The little girl from Golden Hill Farm, Haxby, York, got out a pencil and a piece of paper and wrote to The Press to voice her protest.

She wrote: "Dear Sir or Madame. Please help save Yearsley Bridge because my uncle Robert, who is 30, goes to that day centre and it would be an extremely difficult challenge to find a new one for him."

Today, her grandmother, Linda Allison, insisted the letter was entirely Leigh's doing.

"She wrote it on her own and without being prompted by us," she said. "Leigh has her own mind."

She said that Robert, her stepson, who has severe learning disabilities, attended the Yearsley Bridge day care centre, in Huntington Road, five days a week.

"He loves it there," she said. "One day he will do cooking, another day he will do flower arranging.

"We don't yet know what will happen to him when the centre closes down."

The centre, which is attended each week by about 70 adults with learning disabilities, is set to shut down next year as part of a modernisation by City of York Council.

Bill Hodson, director of adult social services at City of York Council, said today he realised change could be stressful but it was often the only way to improve services.
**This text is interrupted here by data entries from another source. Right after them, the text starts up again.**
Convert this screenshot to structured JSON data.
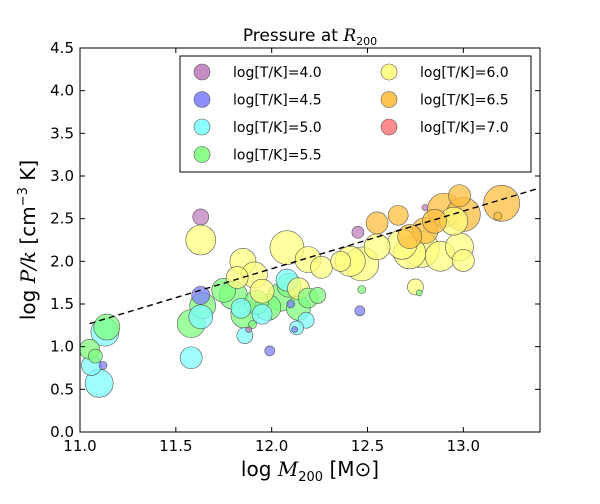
{
  "chart_data": {
    "type": "scatter",
    "title": "Pressure at R200",
    "title_parts": {
      "text": "Pressure at ",
      "symbol": "R",
      "subscript": "200"
    },
    "xlabel": "log M200 [M⊙]",
    "xlabel_parts": {
      "prefix": "log ",
      "symbol": "M",
      "subscript": "200",
      "unit": " [M⊙]"
    },
    "ylabel": "log P/k [cm−3 K]",
    "ylabel_parts": {
      "prefix": "log ",
      "symbol": "P/k",
      "unit_pre": " [cm",
      "superscript": "−3",
      "unit_post": " K]"
    },
    "xlim": [
      11.0,
      13.4
    ],
    "ylim": [
      0.0,
      4.5
    ],
    "xticks": [
      "11.0",
      "11.5",
      "12.0",
      "12.5",
      "13.0"
    ],
    "yticks": [
      "0.0",
      "0.5",
      "1.0",
      "1.5",
      "2.0",
      "2.5",
      "3.0",
      "3.5",
      "4.0",
      "4.5"
    ],
    "grid": false,
    "legend_position": "upper-right",
    "fit_line": {
      "style": "dashed",
      "x": [
        11.05,
        13.4
      ],
      "y": [
        1.27,
        2.86
      ]
    },
    "series": [
      {
        "name": "log[T/K]=4.0",
        "color": "#bf7fbf",
        "points": [
          {
            "x": 11.63,
            "y": 2.52,
            "s": 8
          },
          {
            "x": 12.45,
            "y": 2.34,
            "s": 6
          },
          {
            "x": 12.8,
            "y": 2.63,
            "s": 3
          },
          {
            "x": 11.88,
            "y": 1.2,
            "s": 3
          }
        ]
      },
      {
        "name": "log[T/K]=4.5",
        "color": "#7f7fff",
        "points": [
          {
            "x": 11.63,
            "y": 1.6,
            "s": 9
          },
          {
            "x": 11.99,
            "y": 0.95,
            "s": 5
          },
          {
            "x": 12.46,
            "y": 1.42,
            "s": 5
          },
          {
            "x": 11.12,
            "y": 0.78,
            "s": 4
          },
          {
            "x": 12.12,
            "y": 1.2,
            "s": 3
          },
          {
            "x": 12.1,
            "y": 1.5,
            "s": 4
          }
        ]
      },
      {
        "name": "log[T/K]=5.0",
        "color": "#7fffff",
        "points": [
          {
            "x": 11.1,
            "y": 0.57,
            "s": 14
          },
          {
            "x": 11.13,
            "y": 1.17,
            "s": 14
          },
          {
            "x": 11.58,
            "y": 0.87,
            "s": 11
          },
          {
            "x": 11.63,
            "y": 1.35,
            "s": 12
          },
          {
            "x": 11.86,
            "y": 1.13,
            "s": 8
          },
          {
            "x": 12.13,
            "y": 1.22,
            "s": 7
          },
          {
            "x": 12.18,
            "y": 1.31,
            "s": 8
          },
          {
            "x": 11.95,
            "y": 1.38,
            "s": 10
          },
          {
            "x": 12.08,
            "y": 1.78,
            "s": 11
          },
          {
            "x": 11.84,
            "y": 1.45,
            "s": 10
          },
          {
            "x": 11.06,
            "y": 0.78,
            "s": 10
          }
        ]
      },
      {
        "name": "log[T/K]=5.5",
        "color": "#7fff7f",
        "points": [
          {
            "x": 11.05,
            "y": 0.97,
            "s": 10
          },
          {
            "x": 11.08,
            "y": 0.89,
            "s": 7
          },
          {
            "x": 11.14,
            "y": 1.23,
            "s": 13
          },
          {
            "x": 11.58,
            "y": 1.27,
            "s": 14
          },
          {
            "x": 11.64,
            "y": 1.48,
            "s": 13
          },
          {
            "x": 11.8,
            "y": 1.6,
            "s": 14
          },
          {
            "x": 11.86,
            "y": 1.38,
            "s": 14
          },
          {
            "x": 11.92,
            "y": 1.52,
            "s": 12
          },
          {
            "x": 11.98,
            "y": 1.46,
            "s": 13
          },
          {
            "x": 12.05,
            "y": 1.58,
            "s": 14
          },
          {
            "x": 12.09,
            "y": 1.72,
            "s": 12
          },
          {
            "x": 12.14,
            "y": 1.45,
            "s": 12
          },
          {
            "x": 12.19,
            "y": 1.57,
            "s": 10
          },
          {
            "x": 12.24,
            "y": 1.6,
            "s": 8
          },
          {
            "x": 11.9,
            "y": 1.26,
            "s": 4
          },
          {
            "x": 12.47,
            "y": 1.67,
            "s": 4
          },
          {
            "x": 12.77,
            "y": 1.63,
            "s": 3
          },
          {
            "x": 11.75,
            "y": 1.66,
            "s": 12
          }
        ]
      },
      {
        "name": "log[T/K]=6.0",
        "color": "#ffff7f",
        "points": [
          {
            "x": 11.63,
            "y": 2.25,
            "s": 15
          },
          {
            "x": 11.85,
            "y": 2.0,
            "s": 13
          },
          {
            "x": 11.82,
            "y": 1.81,
            "s": 11
          },
          {
            "x": 11.91,
            "y": 1.84,
            "s": 13
          },
          {
            "x": 11.95,
            "y": 1.65,
            "s": 12
          },
          {
            "x": 12.08,
            "y": 2.16,
            "s": 17
          },
          {
            "x": 12.14,
            "y": 1.68,
            "s": 11
          },
          {
            "x": 12.19,
            "y": 2.02,
            "s": 13
          },
          {
            "x": 12.26,
            "y": 1.93,
            "s": 11
          },
          {
            "x": 12.41,
            "y": 2.0,
            "s": 15
          },
          {
            "x": 12.47,
            "y": 1.97,
            "s": 17
          },
          {
            "x": 12.55,
            "y": 2.17,
            "s": 13
          },
          {
            "x": 12.68,
            "y": 2.2,
            "s": 15
          },
          {
            "x": 12.72,
            "y": 2.1,
            "s": 16
          },
          {
            "x": 12.78,
            "y": 2.14,
            "s": 18
          },
          {
            "x": 12.88,
            "y": 2.06,
            "s": 15
          },
          {
            "x": 12.98,
            "y": 2.17,
            "s": 14
          },
          {
            "x": 13.0,
            "y": 2.01,
            "s": 11
          },
          {
            "x": 12.75,
            "y": 1.7,
            "s": 8
          },
          {
            "x": 12.95,
            "y": 2.47,
            "s": 14
          },
          {
            "x": 12.36,
            "y": 2.0,
            "s": 10
          }
        ]
      },
      {
        "name": "log[T/K]=6.5",
        "color": "#ffbf3f",
        "points": [
          {
            "x": 12.55,
            "y": 2.45,
            "s": 11
          },
          {
            "x": 12.66,
            "y": 2.54,
            "s": 10
          },
          {
            "x": 12.72,
            "y": 2.29,
            "s": 12
          },
          {
            "x": 12.8,
            "y": 2.36,
            "s": 13
          },
          {
            "x": 12.9,
            "y": 2.6,
            "s": 17
          },
          {
            "x": 12.98,
            "y": 2.77,
            "s": 11
          },
          {
            "x": 13.0,
            "y": 2.55,
            "s": 17
          },
          {
            "x": 13.2,
            "y": 2.68,
            "s": 18
          },
          {
            "x": 12.85,
            "y": 2.47,
            "s": 12
          },
          {
            "x": 13.18,
            "y": 2.53,
            "s": 4
          }
        ]
      },
      {
        "name": "log[T/K]=7.0",
        "color": "#ff7f7f",
        "points": []
      }
    ]
  }
}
"We will support people through that change but I believe, ultimately, people will benefit from having a wider choice of services," he said.

"This was the experience when the council closed Hebden Rise Day Centre a couple of years ago.

"There have been many big changes to services for people with a learning disability over recent years, which have meant that people have been able to move out of hospitals and residential homes and have their own tenancies in the community.

"I honestly believe that a better set of services can be provided by moving out of one main building at Yearsley Bridge and designing a range of opportunities across the city.

"That is what we are working on now by talking to people about what they like to do so that we can come back later in the year with some choices about how that can be achieved. Those choices would be much more restricted if we said that everyone had to continue to go to the same building everyday."